Paromomycin, an injectable aminoglycoside, has also been shown to be effective in Indian VL and was licensed in India in 2006 as a dose of 15 mg/kg paromomycin sulfate for 21 days led to a cure rate of 93–95%.^[90] However, the efficacy was lower (80–85%) in East Africa, although an increased dose of 20 mg/kg per day for 21 days was used.^[91] There is no experience with this drug in L. infantum foci (Mediterranean, South America).

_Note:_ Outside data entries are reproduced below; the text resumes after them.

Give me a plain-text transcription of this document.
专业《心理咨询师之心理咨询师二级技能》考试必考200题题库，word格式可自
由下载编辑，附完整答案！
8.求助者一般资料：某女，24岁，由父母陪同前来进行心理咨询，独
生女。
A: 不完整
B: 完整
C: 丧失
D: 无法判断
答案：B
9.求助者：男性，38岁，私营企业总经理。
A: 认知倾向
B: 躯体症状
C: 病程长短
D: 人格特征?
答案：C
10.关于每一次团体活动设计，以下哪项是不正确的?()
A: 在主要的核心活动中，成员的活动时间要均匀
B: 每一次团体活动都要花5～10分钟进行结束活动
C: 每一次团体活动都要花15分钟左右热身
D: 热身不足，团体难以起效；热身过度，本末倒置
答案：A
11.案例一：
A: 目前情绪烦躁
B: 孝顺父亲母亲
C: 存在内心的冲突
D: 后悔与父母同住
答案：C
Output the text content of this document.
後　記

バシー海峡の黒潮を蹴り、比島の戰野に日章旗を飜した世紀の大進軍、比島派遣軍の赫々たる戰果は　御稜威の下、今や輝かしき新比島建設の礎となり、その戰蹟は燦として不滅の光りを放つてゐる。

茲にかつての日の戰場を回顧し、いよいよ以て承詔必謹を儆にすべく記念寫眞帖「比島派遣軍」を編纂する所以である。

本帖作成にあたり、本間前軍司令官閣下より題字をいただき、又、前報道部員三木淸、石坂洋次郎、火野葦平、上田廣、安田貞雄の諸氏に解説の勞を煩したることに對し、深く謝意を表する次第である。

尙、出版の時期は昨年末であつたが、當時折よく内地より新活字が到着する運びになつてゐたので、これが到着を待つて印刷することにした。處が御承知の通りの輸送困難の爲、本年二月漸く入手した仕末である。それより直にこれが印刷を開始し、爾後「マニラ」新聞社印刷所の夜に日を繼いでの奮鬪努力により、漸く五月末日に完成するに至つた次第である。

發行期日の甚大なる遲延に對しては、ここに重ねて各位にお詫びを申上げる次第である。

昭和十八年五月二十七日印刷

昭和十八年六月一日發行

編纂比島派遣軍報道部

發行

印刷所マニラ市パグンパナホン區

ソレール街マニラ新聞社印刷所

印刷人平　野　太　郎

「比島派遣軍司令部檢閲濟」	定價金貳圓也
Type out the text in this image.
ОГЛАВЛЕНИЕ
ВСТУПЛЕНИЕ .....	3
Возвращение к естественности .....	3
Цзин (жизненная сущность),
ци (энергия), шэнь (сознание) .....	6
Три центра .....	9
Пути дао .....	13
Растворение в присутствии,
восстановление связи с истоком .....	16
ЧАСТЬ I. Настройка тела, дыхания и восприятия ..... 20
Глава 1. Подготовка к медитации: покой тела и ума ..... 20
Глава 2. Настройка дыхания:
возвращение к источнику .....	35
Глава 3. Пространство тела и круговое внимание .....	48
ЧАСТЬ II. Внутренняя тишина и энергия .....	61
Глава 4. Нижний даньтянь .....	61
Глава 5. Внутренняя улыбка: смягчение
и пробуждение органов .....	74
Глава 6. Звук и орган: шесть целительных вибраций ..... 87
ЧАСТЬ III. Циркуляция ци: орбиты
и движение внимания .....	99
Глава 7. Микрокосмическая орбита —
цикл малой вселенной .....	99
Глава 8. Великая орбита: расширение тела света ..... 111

Adverse events are uncommon and include transient elevation of liver enzymes, reversible ototoxicity and renal insufficiency.^[90] Topical and oral forms of paromomycin have been used for the treatment of CL.^[92]

Many investigators worldwide suggest combination chemotherapy regimens for VL in endemic areas. Combination therapies have the potential advantages of shortening the duration of treatment and reducing the overall dose of medicines thus decreasing both toxicity and cost while preventing the emergence of resistance. Single-dose L-AMB plus a short course with miltefosine is particularly attractive in India, and a combination of sodium stibogluconate and paromomycin has been used in Sudan.^[93,94] Another clinical trial has compared L-AMB with miltefosine, L-AMB and paromomycin and miltefosine plus paromomycin sulfate; all combinations were noninferior to the standard treatment with amphotericin B.^[95]

Finally, it should be noted that supportive treatment is also important; patients should receive proper hydration and nutritional supplementation. Severe anemia should be corrected with blood transfusions and concomitant infections should be treated with appropriate antibiotics. Successful therapy improves the general condition, resolves fever and causes regression of splenomegaly and recovery of blood counts toward normal.^[4]

CONCLUSIONS

Leishmaniasis consists of a complex of vector-borne diseases caused by a heterogeneous group of protozoa belonging to the genus Leishmania. Clinical manifestations range from cutaneous ulcers to systemic multiorgan disease. Molecular methods contribute significantly to a prompt and timely diagnosis of leishmaniasis in an attempt to decrease the remarkable morbidity and mortality that still carries the disease. Although there are several anti-parasitic agents, L-AMB, wherever available, has the highest therapeutic efficacy and the most favorable safety profile. Immunosuppressed patients may have severe and/or atypical clinical presentations and may respond poorly to treatment. Taking into consideration the lack of a commercially available vaccine, the growing number of immunosuppressed patients, the lack of access to therapy in the developing countries and the limited local resources of the affected countries, it is concluded that elimination of the disease is still a challenge for the international health community.